Mon Aug 13 20:57:28 CEST 2007

On 8/11/07, "Martin v. Löwis" <martin at v.loewis.de> wrote:
> > ======================================================================
> > ERROR: test_char_write (__main__.TestArrayWrites)
> > ----------------------------------------------------------------------
> > Traceback (most recent call last):
> >   File "Lib/test/test_csv.py", line 648, in test_char_write
> >     a = array.array('u', string.letters)
> > ValueError: string length not a multiple of item size

I fixed this by removing the code from _locale.c that changes string.letters.

> I think some decision should be made wrt. string.letters.
>
> Clearly, string.letters cannot reasonably contain *all* letters
> (i.e. all characters of categories Ll, Lu, Lt, Lo). Or can it?
>
> Traditionally, string.letters contained everything that is a letter
> in the current locale.
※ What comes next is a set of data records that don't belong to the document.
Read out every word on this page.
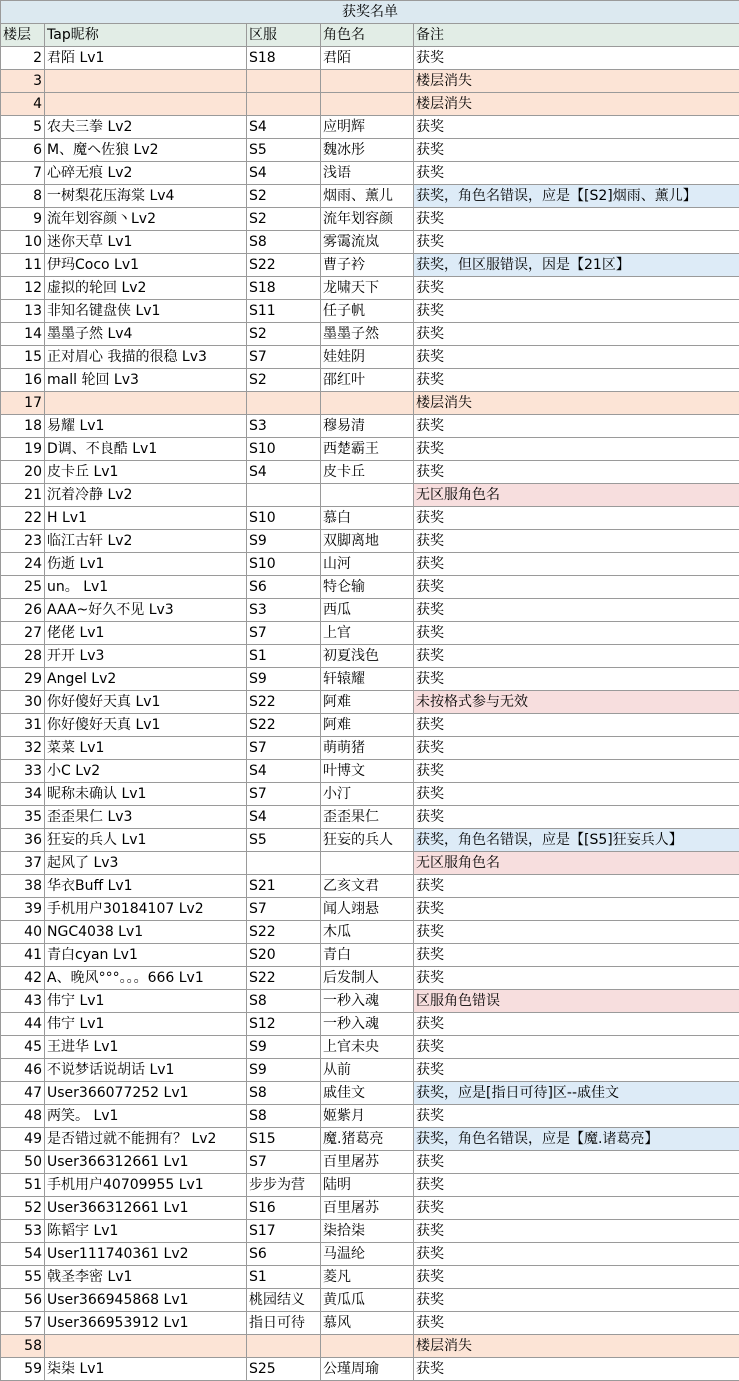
获奖名单				
楼层	Tap昵称	区服	角色名	备注
2	君陌 Lv1	S18	君陌	获奖
3				楼层消失
4				楼层消失
5	农夫三拳 Lv2	S4	应明辉	获奖
6	M、魔ヘ佐狼 Lv2	S5	魏冰彤	获奖
7	心碎无痕 Lv2	S4	浅语	获奖
8	一树梨花压海棠 Lv4	S2	烟雨、薰儿	获奖，角色名错误，应是【[S2]烟雨、薰儿】
9	流年划容颜丶Lv2	S2	流年划容颜	获奖
10	迷你天草 Lv1	S8	雾霭流岚	获奖
11	伊玛Coco Lv1	S22	曹子衿	获奖，但区服错误，因是【21区】
12	虚拟的轮回 Lv2	S18	龙啸天下	获奖
13	非知名键盘侠 Lv1	S11	任子帆	获奖
14	墨墨子然 Lv4	S2	墨墨子然	获奖
15	正对眉心 我描的很稳 Lv3	S7	娃娃阴	获奖
16	mall 轮回 Lv3	S2	邵红叶	获奖
17				楼层消失
18	易耀 Lv1	S3	穆易清	获奖
19	D调、不良酷 Lv1	S10	西楚霸王	获奖
20	皮卡丘 Lv1	S4	皮卡丘	获奖
21	沉着冷静 Lv2			无区服角色名
22	H Lv1	S10	慕白	获奖
23	临江古轩 Lv2	S9	双脚离地	获奖
24	伤逝 Lv1	S10	山河	获奖
25	un。 Lv1	S6	特仑输	获奖
26	AAA~好久不见 Lv3	S3	西瓜	获奖
27	佬佬 Lv1	S7	上官	获奖
28	开开 Lv3	S1	初夏浅色	获奖
29	Angel Lv2	S9	轩辕耀	获奖
30	你好傻好天真 Lv1	S22	阿难	未按格式参与无效
31	你好傻好天真 Lv1	S22	阿难	获奖
32	菜菜 Lv1	S7	萌萌猪	获奖
33	小C Lv2	S4	叶博文	获奖
34	昵称未确认 Lv1	S7	小汀	获奖
35	歪歪果仁 Lv3	S4	歪歪果仁	获奖
36	狂妄的兵人 Lv1	S5	狂妄的兵人	获奖，角色名错误，应是【[S5]狂妄兵人】
37	起风了 Lv3			无区服角色名
38	华衣Buff Lv1	S21	乙亥文君	获奖
39	手机用户30184107 Lv2	S7	闻人翊悬	获奖
40	NGC4038 Lv1	S22	木瓜	获奖
41	青白cyan Lv1	S20	青白	获奖
42	A、晚风°°°。。。666 Lv1	S22	后发制人	获奖
43	伟宁 Lv1	S8	一秒入魂	区服角色错误
44	伟宁 Lv1	S12	一秒入魂	获奖
45	王进华 Lv1	S9	上官未央	获奖
46	不说梦话说胡话 Lv1	S9	从前	获奖
47	User366077252 Lv1	S8	戚佳文	获奖，应是[指日可待]区--戚佳文
48	两笑。 Lv1	S8	姬紫月	获奖
49	是否错过就不能拥有？ Lv2	S15	魔.猪葛亮	获奖，角色名错误，应是【魔.诸葛亮】
50	User366312661 Lv1	S7	百里屠苏	获奖
51	手机用户40709955 Lv1	步步为营	陆明	获奖
52	User366312661 Lv1	S16	百里屠苏	获奖
53	陈韬宇 Lv1	S17	柒拾柒	获奖
54	User111740361 Lv2	S6	马温纶	获奖
55	戟圣李密 Lv1	S1	菱凡	获奖
56	User366945868 Lv1	桃园结义	黄瓜瓜	获奖
57	User366953912 Lv1	指日可待	慕风	获奖
58				楼层消失
59	柒柒 Lv1	S25	公瑾周瑜	获奖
Still, computing this string might be expensive
> assuming you have to go through all Unicode code points and determine
> whether they are letters in the current locale.
>
> So I see the following options:
> 1. remove it entirely. Keep string.ascii_letters instead
> 2. remove string.ascii_letters, and make string.letters to be
>    ASCII only.
> 3. Make string.letters contain all letters in the current locale.
> 4. Make string.letters truly contain everything that is classified
>    as a letter in the Unicode database.
>
> Which one should happen?

First I'd like to rule out 3 and 4. I don't like 3 because in our new
all-unicode world, using the locale for deciding what letters are
makes no sense -- one should use isalpha() etc. I think 4 is not at
all what people who use string.letters expect, and it's too large.

I think 2 is unnecsesarily punishing people who use
string.ascii_letters -- they have already declared they don't care
about Unicode and we shouldn't break their code.

So that leaves 1.

There are (I think) two categories of users who use string.letters:

(a) People who have never encountered a non-English locale and for
whom there is no difference between string.ascii_letters and
string.letters. Their code may or may not work in other locales. We're
doing them a favor by flagging this in their code by removing
string.letters.

(b) People who want locale-specific behavior. Their code will probably
break anyway, since they are apparently processing text using 8-bit
characters encoded in a fixed-width encoding (e.g. the various Latin-N
encodings). They ought to convert their code to Unicode. Once they are
processing Unicode strings, they can just use isalpha() etc. If they
really want to know the set of letters that can be encoded in their
locale's encoding, they can use locale.getpreferredencoding() and
deduce it from there, e.g.:

enc = locale.getpreferredencoding()
letters = [c for c in bytes(range(256)).decode(enc) if c.isalpha()]

This won't work for multi-byte encodings of course -- but there code
never worked in that case anyway.

-- 
--Guido van Rossum (home page: http://www.python.org/~guido/)